A me adesso piacciono le forme libere ma ci sono stati momenti nella storia in cui le strutture avevano un loro senso e l'aspetto geometrico era l'idea di base del paesaggio
costruito e non naturalistico.
Dipende insomma da come uno interpreta il suo lavoro e anche dal tipo di domanda: ogni lavoro ha il suo seme e da lì viene fuori l'idea.
MP Il grano: è possibile integrarlo all'interno di un progetto domestico? Come?
SB Noi abbiamo fatto degli orti su dei tetti milanesi e delle istallazioni in cui il grano era presente. È una bellissima pianta ma ha due punti su cui prestare attenzione: è stagionale e ha bisogno di tanto spazio.

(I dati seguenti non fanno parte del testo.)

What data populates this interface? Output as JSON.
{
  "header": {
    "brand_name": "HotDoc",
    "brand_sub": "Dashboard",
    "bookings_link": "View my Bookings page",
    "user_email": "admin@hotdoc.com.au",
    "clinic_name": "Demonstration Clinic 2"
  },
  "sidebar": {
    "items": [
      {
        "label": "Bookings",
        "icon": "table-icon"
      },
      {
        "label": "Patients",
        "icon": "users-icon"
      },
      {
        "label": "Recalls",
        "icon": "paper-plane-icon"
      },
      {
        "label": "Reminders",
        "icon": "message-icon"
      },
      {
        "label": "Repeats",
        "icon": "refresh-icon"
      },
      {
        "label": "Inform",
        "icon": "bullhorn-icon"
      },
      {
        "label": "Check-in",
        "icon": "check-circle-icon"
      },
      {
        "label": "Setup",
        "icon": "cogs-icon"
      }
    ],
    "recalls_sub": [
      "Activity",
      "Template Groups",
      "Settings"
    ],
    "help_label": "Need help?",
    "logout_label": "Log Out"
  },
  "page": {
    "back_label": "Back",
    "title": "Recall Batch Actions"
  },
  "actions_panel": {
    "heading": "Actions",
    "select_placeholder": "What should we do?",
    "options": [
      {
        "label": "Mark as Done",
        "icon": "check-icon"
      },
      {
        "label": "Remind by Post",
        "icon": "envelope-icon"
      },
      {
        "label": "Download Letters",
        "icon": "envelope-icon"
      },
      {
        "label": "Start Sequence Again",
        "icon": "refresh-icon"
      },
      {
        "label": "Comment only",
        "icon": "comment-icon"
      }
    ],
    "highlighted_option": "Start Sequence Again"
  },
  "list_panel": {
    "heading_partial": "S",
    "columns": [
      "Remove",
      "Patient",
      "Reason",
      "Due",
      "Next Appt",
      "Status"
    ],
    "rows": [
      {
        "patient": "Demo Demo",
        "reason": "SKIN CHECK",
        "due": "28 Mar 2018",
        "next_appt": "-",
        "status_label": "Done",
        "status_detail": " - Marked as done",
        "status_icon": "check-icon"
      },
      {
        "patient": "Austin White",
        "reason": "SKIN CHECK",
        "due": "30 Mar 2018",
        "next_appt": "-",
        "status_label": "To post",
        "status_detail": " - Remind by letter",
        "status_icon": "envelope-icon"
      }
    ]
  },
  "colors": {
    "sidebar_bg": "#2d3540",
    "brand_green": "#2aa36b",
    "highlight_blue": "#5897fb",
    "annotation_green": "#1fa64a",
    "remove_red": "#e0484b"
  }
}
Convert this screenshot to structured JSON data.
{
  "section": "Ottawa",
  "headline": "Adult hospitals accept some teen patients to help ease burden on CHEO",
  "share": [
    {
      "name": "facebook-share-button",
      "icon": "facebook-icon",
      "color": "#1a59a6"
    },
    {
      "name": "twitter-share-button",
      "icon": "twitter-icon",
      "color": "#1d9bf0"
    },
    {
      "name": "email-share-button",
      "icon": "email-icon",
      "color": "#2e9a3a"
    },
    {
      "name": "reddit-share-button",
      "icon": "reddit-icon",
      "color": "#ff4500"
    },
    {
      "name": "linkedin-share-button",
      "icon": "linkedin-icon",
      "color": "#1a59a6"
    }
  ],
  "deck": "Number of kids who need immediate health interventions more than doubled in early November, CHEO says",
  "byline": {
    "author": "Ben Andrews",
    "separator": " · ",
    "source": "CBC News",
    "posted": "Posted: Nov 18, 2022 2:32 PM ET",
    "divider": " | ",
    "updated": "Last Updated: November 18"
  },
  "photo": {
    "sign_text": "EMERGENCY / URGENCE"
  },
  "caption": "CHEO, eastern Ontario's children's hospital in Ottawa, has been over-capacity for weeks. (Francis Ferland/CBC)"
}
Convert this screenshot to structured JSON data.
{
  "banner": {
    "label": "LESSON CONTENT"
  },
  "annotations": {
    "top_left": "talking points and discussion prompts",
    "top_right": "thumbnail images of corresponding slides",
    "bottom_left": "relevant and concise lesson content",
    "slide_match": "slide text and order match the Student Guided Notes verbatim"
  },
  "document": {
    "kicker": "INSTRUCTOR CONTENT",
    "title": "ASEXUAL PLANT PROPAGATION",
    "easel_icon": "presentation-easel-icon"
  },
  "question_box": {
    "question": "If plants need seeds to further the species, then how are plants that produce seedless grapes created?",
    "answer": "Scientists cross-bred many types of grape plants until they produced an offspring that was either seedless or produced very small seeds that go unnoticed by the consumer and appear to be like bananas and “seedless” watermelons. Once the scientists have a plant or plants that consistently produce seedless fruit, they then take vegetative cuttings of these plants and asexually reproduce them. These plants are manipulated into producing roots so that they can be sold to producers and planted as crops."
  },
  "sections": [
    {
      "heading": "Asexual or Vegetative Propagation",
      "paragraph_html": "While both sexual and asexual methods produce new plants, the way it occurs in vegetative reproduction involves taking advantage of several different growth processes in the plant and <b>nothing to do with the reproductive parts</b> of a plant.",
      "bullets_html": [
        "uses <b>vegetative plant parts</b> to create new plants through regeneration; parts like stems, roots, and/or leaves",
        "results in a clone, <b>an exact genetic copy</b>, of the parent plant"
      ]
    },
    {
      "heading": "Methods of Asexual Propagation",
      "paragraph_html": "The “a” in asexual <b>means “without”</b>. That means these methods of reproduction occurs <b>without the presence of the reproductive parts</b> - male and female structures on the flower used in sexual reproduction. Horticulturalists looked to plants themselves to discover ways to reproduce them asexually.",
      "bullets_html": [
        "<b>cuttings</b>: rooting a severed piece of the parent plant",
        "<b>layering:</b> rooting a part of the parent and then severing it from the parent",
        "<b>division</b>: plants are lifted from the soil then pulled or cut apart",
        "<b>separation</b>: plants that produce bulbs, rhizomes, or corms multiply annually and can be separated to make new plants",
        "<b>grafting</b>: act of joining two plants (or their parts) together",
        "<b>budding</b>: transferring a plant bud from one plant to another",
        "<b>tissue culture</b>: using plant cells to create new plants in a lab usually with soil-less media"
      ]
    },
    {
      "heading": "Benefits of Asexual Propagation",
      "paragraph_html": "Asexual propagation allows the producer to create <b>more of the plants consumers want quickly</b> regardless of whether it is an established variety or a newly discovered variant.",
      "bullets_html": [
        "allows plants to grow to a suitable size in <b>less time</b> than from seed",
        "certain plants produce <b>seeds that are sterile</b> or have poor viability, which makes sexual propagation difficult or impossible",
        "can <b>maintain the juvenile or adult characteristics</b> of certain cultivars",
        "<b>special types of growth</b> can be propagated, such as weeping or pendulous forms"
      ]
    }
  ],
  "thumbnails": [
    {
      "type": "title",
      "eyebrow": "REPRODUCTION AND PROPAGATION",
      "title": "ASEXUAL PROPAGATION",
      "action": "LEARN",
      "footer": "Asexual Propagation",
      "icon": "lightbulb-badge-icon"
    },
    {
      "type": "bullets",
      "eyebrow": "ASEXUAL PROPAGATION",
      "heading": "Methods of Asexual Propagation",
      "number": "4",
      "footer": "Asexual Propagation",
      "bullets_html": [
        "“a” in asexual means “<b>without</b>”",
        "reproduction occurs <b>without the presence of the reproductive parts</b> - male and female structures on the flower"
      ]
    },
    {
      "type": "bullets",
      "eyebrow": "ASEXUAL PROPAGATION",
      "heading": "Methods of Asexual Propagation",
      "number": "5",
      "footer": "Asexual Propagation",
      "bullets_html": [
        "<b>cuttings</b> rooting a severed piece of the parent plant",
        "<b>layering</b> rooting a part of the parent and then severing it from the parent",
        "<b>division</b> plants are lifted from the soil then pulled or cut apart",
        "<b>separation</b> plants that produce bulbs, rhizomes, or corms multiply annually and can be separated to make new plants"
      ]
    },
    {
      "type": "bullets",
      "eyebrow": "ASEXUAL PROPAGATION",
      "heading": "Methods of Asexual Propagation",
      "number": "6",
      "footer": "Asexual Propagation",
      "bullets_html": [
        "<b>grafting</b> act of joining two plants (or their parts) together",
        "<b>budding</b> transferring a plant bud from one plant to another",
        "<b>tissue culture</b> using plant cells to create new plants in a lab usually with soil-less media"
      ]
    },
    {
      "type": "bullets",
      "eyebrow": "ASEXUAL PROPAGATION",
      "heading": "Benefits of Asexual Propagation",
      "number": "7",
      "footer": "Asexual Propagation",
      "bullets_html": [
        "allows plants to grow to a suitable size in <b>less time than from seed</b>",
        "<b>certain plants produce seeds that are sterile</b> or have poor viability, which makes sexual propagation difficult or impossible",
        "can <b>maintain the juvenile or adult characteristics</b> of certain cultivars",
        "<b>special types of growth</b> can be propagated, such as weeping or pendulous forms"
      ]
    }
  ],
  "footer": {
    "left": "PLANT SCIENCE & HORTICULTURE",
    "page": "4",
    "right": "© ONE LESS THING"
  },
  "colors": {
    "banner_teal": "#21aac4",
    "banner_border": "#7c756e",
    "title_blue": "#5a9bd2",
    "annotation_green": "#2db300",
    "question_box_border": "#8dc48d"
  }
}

Di sicuro sta meglio nei campi che nei vasi.
Se avessi la possibilità di lavorare con il grano ma in un campo, quindi nel suo luogo naturale, mi piacerebbe moltissimo
Mi ricordo di averlo usato in case di design perché è divertente: usato come pianta ornamentale è inusuale insieme ad altre piante fiorite.
MP Ci suggerisce dei giardini o dei progetti verdi che non possiamo assolutamente perdere?
SB Il giardino di Citylife a Milano è forse uno dei progetti recenti che più mi ha colpito: ci sono cose che non avevo mai visto in un giardino pubblico e sono veramente contento di questo desiderio della mia città di dare spazio a cose di questo tipo.
Anche quello delle varesine è un progetto interessante con un verde innovativo. Come va visto l'orto botanico di Brera, perché ci sono tante cose sperimentali, e il giardinetto della Bicocca di Marco Bay, proprio all'entrata del museo.
Tra i giardini più belli al mondo per me ci sono il Parc André-Citroën e il Musée du quai Branly, entrambi a Parigi ed entrambi di Gilles Clement, un vero ispiratore, autore di tanti libri bellissimi sul tema.
Un altro lavoro che mi piace molto è una vigna in Toscana, pensata dal paesaggista spagnolo Fernando Caruncho: di solito la vigna è molto grafica perché è funzionale per la lavorazione dell'uva. Lui invece ha fatto una vigna tutta a curve e mi ha molto colpito perché ha dato una cosa in più alla vigna e l'ha inserita in un paesaggio come una cosa straordinaria e nuova.
E poi Ninfa e Bomarzo, i giardini di villa Hanbury e il nuovo giardino ad Atene della Fondazione Niarchos.
MP La sua ricetta (a base di farina!) preferita?
SB I panettoni di Pasini mi piacciono sempre molto. Il mio dolce preferito è la torta di banane.
Mi piace molto cucinare ma in questo momento non ho una cucina che si presta ed è tanto che non mi ci dedico, però mi piace molto.
Di sicuro preferisco cucinare che mangiare!